Everglades restoration has been a priority at the South Florida Water Management District for more than a decade. That priority was underscored this month with a landmark decision by the district’s governing board to invest $536 million in the largest land buy in the agency’s history — a 73,000-acre acquisition that will provide unprecedented opportunities for preserving the River of Grass.
When the multibillion state-federal partnership to restore the Everglades was first developed in the 1990s, access to vast areas of agricultural land south of Lake Okeechobee to construct restoration projects was not a possibility. But that changed last June when Gov. Charlie Crist announced the willingness of the United States Sugar Corp. to sell its land holdings to the district for Everglades restoration. It was a milestone moment for the environment — followed by months of complex negotiations, hard work and due diligence.

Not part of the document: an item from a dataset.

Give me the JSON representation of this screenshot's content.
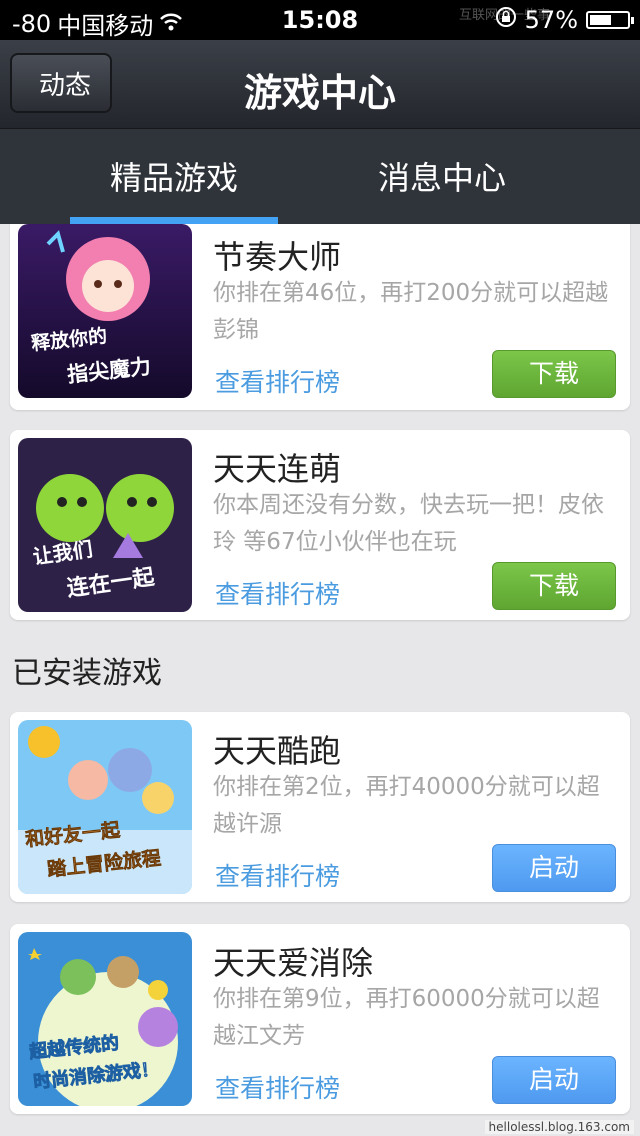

Over many months of deliberation, the district's governing board carefully weighed the restoration opportunities of this purchase with the agency’s additional responsibilities for flood control, water quality improvements and protection of the regional water supply. With fiscal realities in mind, the board approved an affordable acquisition strategy that would place 112 square miles of strategically located property into public ownership by next year, with an option to purchase another 167 square miles during the next 10 years.
This historic acquisition promises incalculable benefits to the River of Grass and to Florida’s coastal estuaries. Most notably, projects are contemplated that will improve water quality treatment to deliver cleaner water to the Everglades and prevent tons of harmful nutrients from entering the fragile ecosystem. Other projects will significantly increase water storage, improving the flow of water to the Everglades, reducing harmful freshwater discharges from Lake Okeechobee to the St. Lucie and Caloosahatchee estuaries and virtually eliminating the need for "back-pumping" stormwater runoff into the lake. Without this land, opportunities for some of these projects and their benefits could be lost.

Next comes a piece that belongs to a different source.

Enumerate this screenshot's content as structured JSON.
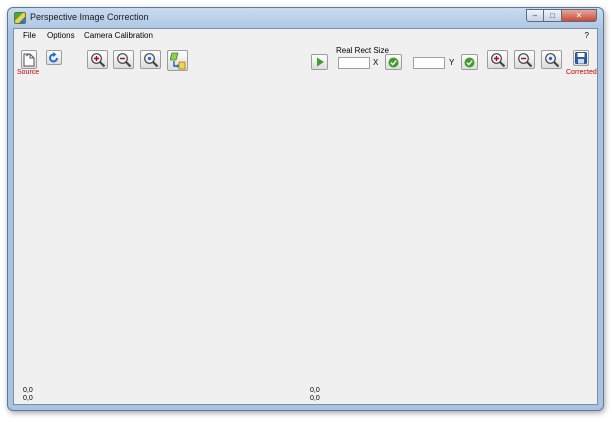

While allowing for economic conditions to improve, the phased approach to acquiring land also helps to sustain agriculture in the region, an important part of the local and statewide economy. Furthermore, it will provide at least a decade for the Glades communities, which depend heavily on agriculture, to work with the state and other partners to develop new industries and growth opportunities for their region.
Acquiring these strategic lands is the first step in realizing our restoration goals, which will require vision, leadership, cooperation and partnership at all levels. Project planning, now under way with scientists, engineers and a diversity of interests, must remain an inclusive and collaborative process. Project permitting with regulatory agencies must be streamlined so that unnecessary and costly litigation does not impair our efforts. And our federal partners in restoration must continue to deliver their share of project funding. This vast area of land will serve the Everglades — and the economy — when dirt has actually been turned and constructed projects are in the ground and operating.
In our board discussions, I often compared this acquisition to the Louisiana Purchase, which in 1803 brought more than 800,000 square miles into public ownership and doubled the size of the United States. President Thomas Jefferson believed the controversial purchase was a priority investment, and history proved him right. This acquisition is not nearly on that scale — but for Everglades restoration, it feels that big. And it promises equally big opportunities in return.
Eric Buermann is chairman of the South Florida Water Management District governing board.